One of the most stunning concepts I encountered in 25 years of teaching the Bible to adults came during a class on the doctrine of creation.
“God creates from the future, not the past,” said Dr. Ted Peters, on a video produced for the long-term Bible study CHRISTIAN BELIEVER.* “Our world and everything in our world is future dependent….To be, to exist, is to have a future. To lose one’s future, to have only the past, is to die….God is right now continuing to bestow on us a future.”
A person faced with imminent death grasps this concept rapidly. The sudden cessation of the need to plan for tomorrow, or 90 days from tomorrow – a basic human function – packs a staggering wallop. What does “no future” mean? What sheared-off cliff lies ahead? And what’s at the bottom? Or top?

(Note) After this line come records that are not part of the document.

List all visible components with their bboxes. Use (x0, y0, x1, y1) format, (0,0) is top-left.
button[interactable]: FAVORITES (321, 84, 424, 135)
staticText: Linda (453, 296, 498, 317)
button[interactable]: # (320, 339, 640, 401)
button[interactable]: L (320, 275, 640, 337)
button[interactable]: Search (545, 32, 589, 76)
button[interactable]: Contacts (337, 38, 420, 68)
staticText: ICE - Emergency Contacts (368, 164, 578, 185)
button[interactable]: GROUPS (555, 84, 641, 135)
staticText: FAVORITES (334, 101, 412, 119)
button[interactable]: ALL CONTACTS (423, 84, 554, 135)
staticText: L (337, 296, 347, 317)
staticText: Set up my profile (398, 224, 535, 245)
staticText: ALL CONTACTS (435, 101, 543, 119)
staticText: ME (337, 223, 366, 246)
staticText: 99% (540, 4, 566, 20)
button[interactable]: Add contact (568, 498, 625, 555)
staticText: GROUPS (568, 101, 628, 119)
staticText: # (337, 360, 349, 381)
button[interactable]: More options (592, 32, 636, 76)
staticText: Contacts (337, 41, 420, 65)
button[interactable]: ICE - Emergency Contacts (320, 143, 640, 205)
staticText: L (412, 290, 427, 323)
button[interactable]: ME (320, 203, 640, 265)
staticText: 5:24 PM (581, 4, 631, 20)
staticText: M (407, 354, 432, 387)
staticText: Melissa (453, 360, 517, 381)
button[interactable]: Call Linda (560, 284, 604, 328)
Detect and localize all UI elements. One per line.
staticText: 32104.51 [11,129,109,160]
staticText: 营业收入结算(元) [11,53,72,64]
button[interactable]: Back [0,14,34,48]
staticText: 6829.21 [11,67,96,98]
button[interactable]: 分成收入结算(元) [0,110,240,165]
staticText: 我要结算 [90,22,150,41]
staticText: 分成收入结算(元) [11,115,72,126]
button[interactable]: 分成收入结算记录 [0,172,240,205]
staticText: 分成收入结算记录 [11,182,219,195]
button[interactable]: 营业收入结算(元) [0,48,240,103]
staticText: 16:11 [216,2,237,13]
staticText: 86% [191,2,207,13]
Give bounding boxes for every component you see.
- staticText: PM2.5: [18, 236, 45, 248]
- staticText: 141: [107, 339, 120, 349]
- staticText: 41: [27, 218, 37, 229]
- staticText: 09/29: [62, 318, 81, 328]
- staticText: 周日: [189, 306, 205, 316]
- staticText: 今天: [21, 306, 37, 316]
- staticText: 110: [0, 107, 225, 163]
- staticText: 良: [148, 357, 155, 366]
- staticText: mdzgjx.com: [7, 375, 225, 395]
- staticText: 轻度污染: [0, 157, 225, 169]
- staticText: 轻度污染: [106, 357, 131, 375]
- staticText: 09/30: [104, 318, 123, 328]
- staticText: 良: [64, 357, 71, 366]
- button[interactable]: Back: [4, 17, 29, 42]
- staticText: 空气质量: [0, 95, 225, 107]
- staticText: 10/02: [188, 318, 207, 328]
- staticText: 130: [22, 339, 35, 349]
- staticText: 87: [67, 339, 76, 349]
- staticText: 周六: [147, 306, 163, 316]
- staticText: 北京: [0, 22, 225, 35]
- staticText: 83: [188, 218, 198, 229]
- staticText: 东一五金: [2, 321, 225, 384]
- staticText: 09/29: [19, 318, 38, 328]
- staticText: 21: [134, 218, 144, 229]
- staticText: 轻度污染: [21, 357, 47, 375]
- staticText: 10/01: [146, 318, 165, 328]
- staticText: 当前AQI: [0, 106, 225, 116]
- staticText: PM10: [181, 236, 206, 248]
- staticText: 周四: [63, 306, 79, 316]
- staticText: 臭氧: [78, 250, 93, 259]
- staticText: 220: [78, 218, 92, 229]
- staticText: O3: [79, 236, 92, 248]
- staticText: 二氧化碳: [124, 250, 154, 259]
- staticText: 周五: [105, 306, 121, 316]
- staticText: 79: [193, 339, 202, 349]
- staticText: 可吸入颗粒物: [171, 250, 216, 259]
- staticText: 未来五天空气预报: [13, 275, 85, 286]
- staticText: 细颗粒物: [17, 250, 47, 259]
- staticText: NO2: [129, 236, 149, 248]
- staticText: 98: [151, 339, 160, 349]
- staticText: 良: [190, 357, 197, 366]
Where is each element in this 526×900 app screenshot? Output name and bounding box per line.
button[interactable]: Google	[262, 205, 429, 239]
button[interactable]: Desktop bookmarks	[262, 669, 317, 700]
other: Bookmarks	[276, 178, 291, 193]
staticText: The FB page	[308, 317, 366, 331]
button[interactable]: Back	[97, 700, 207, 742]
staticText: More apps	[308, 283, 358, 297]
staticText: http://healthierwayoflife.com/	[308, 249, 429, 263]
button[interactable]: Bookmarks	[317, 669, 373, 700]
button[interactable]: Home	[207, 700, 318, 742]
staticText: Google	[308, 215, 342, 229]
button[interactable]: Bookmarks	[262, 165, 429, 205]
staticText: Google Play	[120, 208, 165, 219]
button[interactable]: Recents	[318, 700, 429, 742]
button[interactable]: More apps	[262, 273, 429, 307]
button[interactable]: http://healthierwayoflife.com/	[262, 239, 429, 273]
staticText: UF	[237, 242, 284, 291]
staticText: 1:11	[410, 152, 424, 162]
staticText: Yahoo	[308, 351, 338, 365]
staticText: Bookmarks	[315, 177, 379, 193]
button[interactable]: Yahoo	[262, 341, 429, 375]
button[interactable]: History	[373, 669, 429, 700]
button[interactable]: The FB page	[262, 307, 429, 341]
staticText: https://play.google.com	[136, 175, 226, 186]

So much of our society’s struggle with the meaning of life is a struggle of the spirit, entwined with a desperate sense on the part of too many people that their future is bleak, hopeless – or nonexistent. The tragic rise in suicides and (seemingly) meaningless violent acts is symptomatic of this dark truth. The American Center for Suicide Prevention tells us that in 2014 an average of 121 Americans committed suicide every day, making suicide the nation’s tenth leading cause of death that year.
The God-given human tendency to look forward, however, is predicated on the fact that each human has a past. I may or may not be proud of all, or some parts of, my past. I may wish to obliterate my past, ignore or gloss over it, or celebrate it. But neither you nor I can escape the fact that — like it or not — what has happened in our own past and in the pasts of our forebears can and does shape, to an enormous (but not inevitable) extent, our present and future.
Like it or not, our past becomes a foundation for our future.
Both of my parents cultivated in me a deep appreciation of the past – the past as it relates to my faith, to my ethnicity and nationality, to my DNA and gifting, and to my family of origin. I didn’t always understand what I now see was my parents’ deliberate attempt to instill in my siblings and in me a deep “knowing” as to how the past could –and would — shape my future decisions and actions.
Without always realizing it, I replicated my parents’ intentional teaching with my own children. And now, as my grown sons and daughter raise their families, I see how vital a realistic knowledge of the failures and triumphs of the past can be. I get it: Such knowledge can strengthen, enlighten, undergird and enhance the lives of the next generation. The lack of such knowledge can stunt growth, diminish understanding, poison relationships, and wither hope.
It has always been, and continues to be, my passion to mentor men and women, boys and girls to recognize the importance of both their pasts and futures. Even more, I long for each of us to understand one of the most liberating truths of the Christian faith – that in Christ the Triune God not only redeems us from ourselves and our past, but also empowers us to choose to break cycles of inherited patterns and behavior, and to embrace a future of joyous hope – hope that extends to “a thousand generations.” (See Ex. 20:6; Ex. 34:7; and Deut.7:9.)
And that is the theme and mission of this website.
*Christian Believer: Knowing God with Heart and Mind, Video Segment #4, Dr. Ted Peters, Abingdon Press, Nashville, c. 2005.